PARIS: A recent comprehensive report has revealed the profound and far-reaching health consequences of planet-heating fossil fuels. The report emphasizes that their entire lifecycle—from extraction to transportation and combustion—negatively affects human health, starting even before birth and continuing throughout life.
Pollution stemming from fossil fuels like oil, coal, and gas has been definitively linked to a wide array of serious health issues. These include pregnancy complications such as miscarriages and premature births, childhood ailments like asthma and various cancers (including leukemia), and severe conditions in later life such as strokes, heart disease, and certain forms of dementia, often leading to early death.
Shweta Narayan, the author of this critical new report from the Global Climate and Health Alliance, stated, “Fossil fuels are a direct assault on health, harming us at every stage of their lifecycle and every stage of our lives, from the womb to old age.”
The Global Climate and Health Alliance, a coalition of over 200 organizations representing 46 million health workers globally, presented this as the first exhaustive worldwide analysis of fossil fuels’ lifelong impact on health.
Research cited in the report indicates that living near coal mines or fracking operations increases the risks of premature births, miscarriages, and other pregnancy-related complications. Furthermore, air pollution from fossil fuels contributes to higher rates of asthma and cancers like leukemia in children.
For older adults, consistent exposure to air pollution significantly elevates the risk of heart disease, stroke, specific types of dementia, and ultimately, premature mortality.

Poorest Communities Hit Hardest
Beyond the direct health hazards of extraction and burning, the transportation of fossil fuels also poses substantial threats. Examples include gas pipelines leaking into vital water systems and devastating mass oil spills. The report also highlights that even after combustion, toxic chemicals like lead, mercury, and persistent “forever chemicals” (PFAS) linger, contaminating soil, water, and the food chain.
The health impacts are exacerbated by extreme weather events, which are becoming more intense and frequent due to fossil fuel-driven global warming. Hurricanes can cripple health facilities, while smoke from wildfires can trigger severe respiratory problems.
Tragically, this immense burden on health disproportionately affects already disadvantaged and marginalized communities in poorer nations. Neha Mahant, a local health worker, shared her observations from Korba, a central Indian district, in the report: “Children and the elderly living near coal mines in the central Indian district of Korba struggle with asthma, bronchitis, and TB; families face birth defects, skin infections, and stomach illnesses from contaminated water.” She concluded starkly, “Coal doesn’t just generate electricity — it generates suffering.”
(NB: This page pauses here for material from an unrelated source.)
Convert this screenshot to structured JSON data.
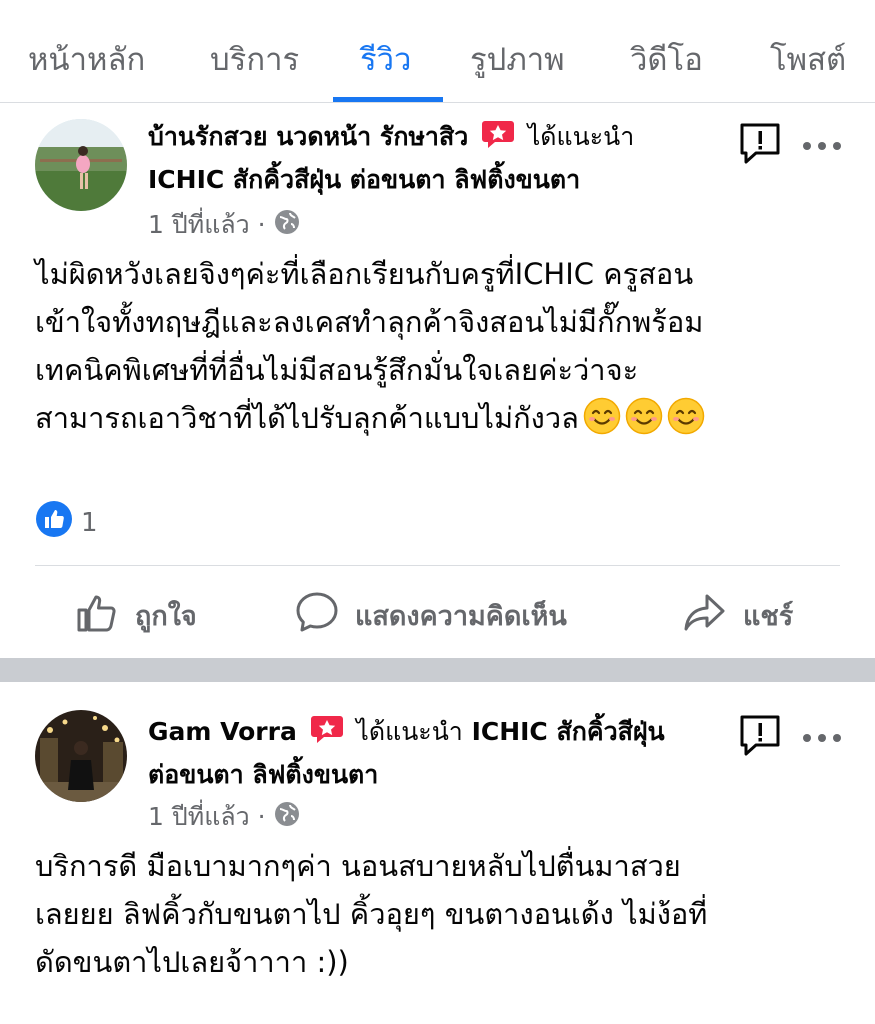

A Call to Action: Ban Fossil Fuel Lobbying
Christiana Figueres, former UN climate head, linked to the report, asserting that “The age of fossil fuels has poisoned our air, broken health, and fractured dignity.” She urged a rapid transition towards renewable energy sources.
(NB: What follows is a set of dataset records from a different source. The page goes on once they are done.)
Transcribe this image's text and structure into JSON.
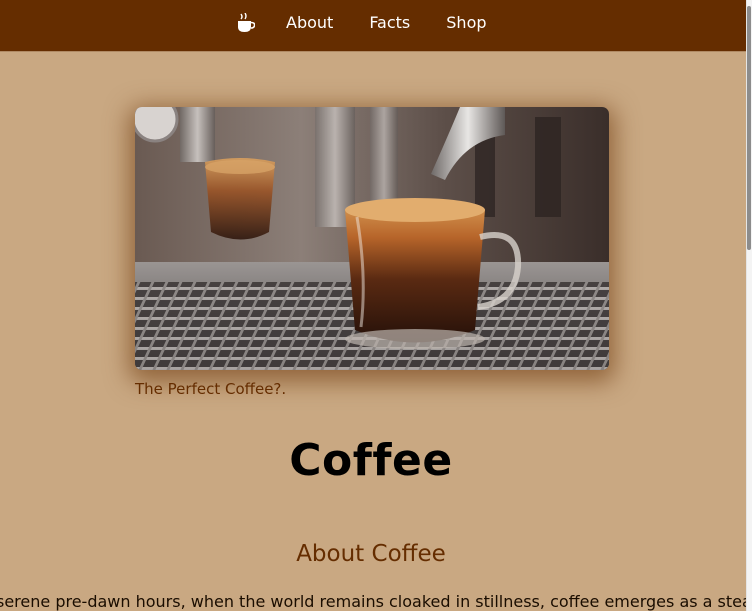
{
  "nav": {
    "logo_icon": "coffee-cup-icon",
    "links": [
      "About",
      "Facts",
      "Shop"
    ]
  },
  "hero": {
    "image_subject": "espresso-cup-on-machine-grate",
    "caption": "The Perfect Coffee?."
  },
  "main": {
    "title": "Coffee",
    "section_title": "About Coffee",
    "paragraph": "serene pre-dawn hours, when the world remains cloaked in stillness, coffee emerges as a steadfast"
  },
  "colors": {
    "navbar_bg": "#652d00",
    "page_bg": "#c9a882",
    "accent_text": "#652d00"
  }
}
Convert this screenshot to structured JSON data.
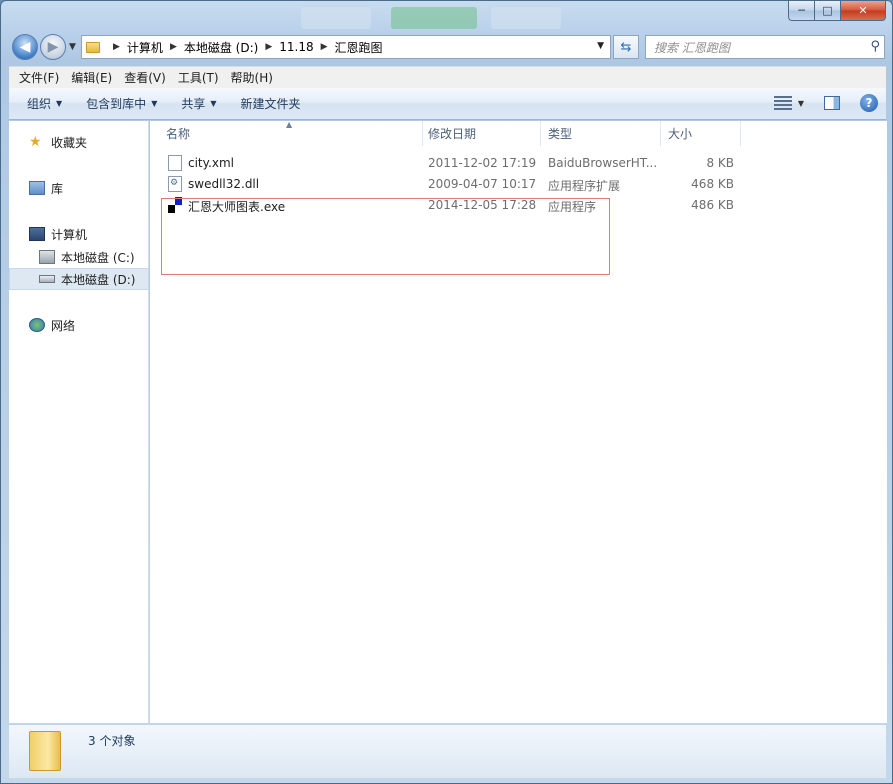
{
  "window": {
    "caption_buttons": {
      "minimize": "─",
      "maximize": "□",
      "close": "✕"
    }
  },
  "address": {
    "crumbs": [
      "计算机",
      "本地磁盘 (D:)",
      "11.18",
      "汇恩跑图"
    ],
    "search_placeholder": "搜索 汇恩跑图"
  },
  "menu": [
    "文件(F)",
    "编辑(E)",
    "查看(V)",
    "工具(T)",
    "帮助(H)"
  ],
  "toolbar": {
    "organize": "组织",
    "include_library": "包含到库中",
    "share": "共享",
    "new_folder": "新建文件夹"
  },
  "nav": {
    "favorites": "收藏夹",
    "libraries": "库",
    "computer": "计算机",
    "drive_c": "本地磁盘 (C:)",
    "drive_d": "本地磁盘 (D:)",
    "network": "网络"
  },
  "columns": {
    "name": "名称",
    "modified": "修改日期",
    "type": "类型",
    "size": "大小"
  },
  "files": [
    {
      "name": "city.xml",
      "modified": "2011-12-02 17:19",
      "type": "BaiduBrowserHT...",
      "size": "8 KB",
      "icon": "xml-file-icon"
    },
    {
      "name": "swedll32.dll",
      "modified": "2009-04-07 10:17",
      "type": "应用程序扩展",
      "size": "468 KB",
      "icon": "dll-file-icon"
    },
    {
      "name": "汇恩大师图表.exe",
      "modified": "2014-12-05 17:28",
      "type": "应用程序",
      "size": "486 KB",
      "icon": "exe-app-icon"
    }
  ],
  "status": {
    "count": "3 个对象"
  },
  "colors": {
    "accent": "#1e395b",
    "highlight_border": "#e07a7a"
  }
}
Jeni Miller, executive director of the Global Climate and Health Alliance, called on governments to commit to halting all new oil, gas, and coal projects at the upcoming COP30 UN climate conference in Brazil this November. Miller stressed, “Just as governments once curbed tobacco industry influence, they must now ban fossil fuel lobbying and disinformation.”
The alliance further pressed governments to cease subsidizing fossil fuels. In 2022 alone, these subsidies amounted to a staggering $7 trillion, representing over seven percent of global GDP, according to the International Monetary Fund.
Despite repeated and urgent warnings about the catastrophic consequences of human-induced climate change, the world regrettably set a new record last year for carbon dioxide emissions from fossil fuels.